Ghana's government set to clear its largest surviving rainforest for mining bauxite

Heavy equipment to be used to clear a path have been sighted in the Atewa Forest Reserve in the Eastern Region.

Atewa forest

The bulldozers and other equipment were taken into the forest through the Sagyimase entry point to begin clearing it under the strict supervision of officials from National Security, the Forestry Commission, Minerals Commission and Ghana Integrated Aluminium Development Corporation (GIADEC) to begin prospecting and exploration of bauxite.

This is happening few days after the United States Forestry Services, providing technical consultation service to the government on the proposed mining of bauxite in Atewa Forest Reserve, advised the government to earnestly consider other options including alternatives to mining in the forest.

According to Accra-based Citi FM, portions of the report from the United States Forestry Services stated that mining in the Atewa Forest Reserve could potentially have a significant and permanent impact on the forest reserve as well as water for over five million Ghanaians whose source of water is taken from the Atewa Forest.

These concerns have been raised by various environmental groups in the country including A ROCHA Ghana which has been campaigning against the move for many years.


However, it seems plans have already begun to clear the largest surviving rainforest in Ghana.

One will expect the traditional council of the area to protest against this development considering the threats mining issues to global warming.

But the Abuakwa Traditional Council has rather given its full support to the clearing of a pathway into the forest.

The Chiefs of Sagyimase, Asikamu, Apapamu who are within the Atewa enclave have all performed traditional rites including sacrifices with sheep to pacify river gods in the forest.

A stakeholder who pleaded for anonymity told Citi FM that “my attention was brought to the invasion of the forest by officials from Forestry Commission, Minerals Commission, National Security and GIADEC on the intended mining of bauxite.
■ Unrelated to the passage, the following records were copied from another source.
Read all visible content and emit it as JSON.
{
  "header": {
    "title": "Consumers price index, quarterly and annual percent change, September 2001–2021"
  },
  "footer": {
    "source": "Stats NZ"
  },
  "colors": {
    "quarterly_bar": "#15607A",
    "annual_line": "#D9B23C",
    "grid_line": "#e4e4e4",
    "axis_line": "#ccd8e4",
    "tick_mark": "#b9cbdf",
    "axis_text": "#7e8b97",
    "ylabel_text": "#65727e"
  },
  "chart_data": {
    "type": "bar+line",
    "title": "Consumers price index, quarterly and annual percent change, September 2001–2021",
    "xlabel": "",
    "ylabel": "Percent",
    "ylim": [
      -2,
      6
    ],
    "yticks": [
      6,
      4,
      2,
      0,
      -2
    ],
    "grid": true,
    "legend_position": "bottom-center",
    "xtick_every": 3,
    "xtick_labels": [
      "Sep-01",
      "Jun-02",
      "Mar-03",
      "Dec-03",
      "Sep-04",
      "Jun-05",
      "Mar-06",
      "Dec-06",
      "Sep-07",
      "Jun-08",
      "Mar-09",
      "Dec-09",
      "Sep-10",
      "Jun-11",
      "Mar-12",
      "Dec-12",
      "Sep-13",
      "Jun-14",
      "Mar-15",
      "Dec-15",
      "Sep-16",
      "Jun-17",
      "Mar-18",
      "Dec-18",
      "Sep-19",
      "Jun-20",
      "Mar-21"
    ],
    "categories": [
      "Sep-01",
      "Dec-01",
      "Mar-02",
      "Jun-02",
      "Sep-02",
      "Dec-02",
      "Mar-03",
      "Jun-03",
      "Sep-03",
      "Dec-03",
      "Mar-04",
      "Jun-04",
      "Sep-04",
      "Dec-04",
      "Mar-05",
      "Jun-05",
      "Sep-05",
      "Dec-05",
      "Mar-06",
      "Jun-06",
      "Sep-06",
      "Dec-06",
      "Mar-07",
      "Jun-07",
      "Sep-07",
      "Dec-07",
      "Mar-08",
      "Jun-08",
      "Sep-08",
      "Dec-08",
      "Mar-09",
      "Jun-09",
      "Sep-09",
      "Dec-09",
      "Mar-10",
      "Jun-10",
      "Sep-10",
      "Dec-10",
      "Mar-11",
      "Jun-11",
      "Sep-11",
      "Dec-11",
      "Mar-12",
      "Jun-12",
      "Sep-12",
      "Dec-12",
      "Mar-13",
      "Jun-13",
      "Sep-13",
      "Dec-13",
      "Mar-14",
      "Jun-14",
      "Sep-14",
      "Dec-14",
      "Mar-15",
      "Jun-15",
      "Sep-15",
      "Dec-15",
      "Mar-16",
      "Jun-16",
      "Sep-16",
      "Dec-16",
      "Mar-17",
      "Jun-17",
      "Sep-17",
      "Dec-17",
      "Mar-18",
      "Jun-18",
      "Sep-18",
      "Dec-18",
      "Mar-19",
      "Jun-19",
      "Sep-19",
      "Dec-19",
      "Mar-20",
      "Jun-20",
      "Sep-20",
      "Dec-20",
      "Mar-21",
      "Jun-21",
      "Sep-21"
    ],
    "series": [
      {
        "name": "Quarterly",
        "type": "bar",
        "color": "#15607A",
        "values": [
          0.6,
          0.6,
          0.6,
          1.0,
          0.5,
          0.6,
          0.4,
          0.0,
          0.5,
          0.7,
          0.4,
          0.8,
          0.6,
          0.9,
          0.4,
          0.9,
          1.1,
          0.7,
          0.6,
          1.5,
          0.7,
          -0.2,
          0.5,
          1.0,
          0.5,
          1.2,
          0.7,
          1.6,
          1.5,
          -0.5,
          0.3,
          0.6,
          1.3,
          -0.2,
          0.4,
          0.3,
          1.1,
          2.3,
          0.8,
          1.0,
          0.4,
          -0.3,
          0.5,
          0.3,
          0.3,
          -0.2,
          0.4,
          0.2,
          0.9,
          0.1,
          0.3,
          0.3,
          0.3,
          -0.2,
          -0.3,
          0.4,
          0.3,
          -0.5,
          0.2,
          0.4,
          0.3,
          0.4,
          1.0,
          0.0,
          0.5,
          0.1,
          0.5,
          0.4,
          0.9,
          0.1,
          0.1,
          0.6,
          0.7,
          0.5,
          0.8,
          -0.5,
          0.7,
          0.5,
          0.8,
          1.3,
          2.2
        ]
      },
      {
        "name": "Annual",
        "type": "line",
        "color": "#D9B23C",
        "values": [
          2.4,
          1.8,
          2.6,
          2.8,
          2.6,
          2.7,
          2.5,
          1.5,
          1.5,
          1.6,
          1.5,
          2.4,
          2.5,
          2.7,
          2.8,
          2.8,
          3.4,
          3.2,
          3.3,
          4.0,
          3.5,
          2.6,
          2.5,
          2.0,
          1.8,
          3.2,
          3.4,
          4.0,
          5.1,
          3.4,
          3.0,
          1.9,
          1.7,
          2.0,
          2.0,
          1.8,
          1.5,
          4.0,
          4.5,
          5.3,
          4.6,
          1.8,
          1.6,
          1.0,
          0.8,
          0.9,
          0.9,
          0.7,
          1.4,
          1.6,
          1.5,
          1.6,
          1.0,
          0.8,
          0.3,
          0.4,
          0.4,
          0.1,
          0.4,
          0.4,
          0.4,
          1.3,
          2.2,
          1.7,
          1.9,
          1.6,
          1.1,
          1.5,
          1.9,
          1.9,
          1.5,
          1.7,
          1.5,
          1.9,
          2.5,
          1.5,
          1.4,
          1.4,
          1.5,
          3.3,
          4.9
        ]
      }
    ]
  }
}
Already I am aware that some sub-chiefs from Okyehene’s palace have informed chiefs at Apapamu, Asikamu, and Segyimase about the process to expect these officials any moment for the prospecting and sheep have been slaughtered as a sacrifice to pacify the river gods in the forest.”


“Already, countless trees and plants of medicinal values have been destroyed in the clearing process by these bulldozers, endangered species and wildlife will be pushed away from their habitation and this should be a cause of concern for every well-meaning Ghanaian,” he added.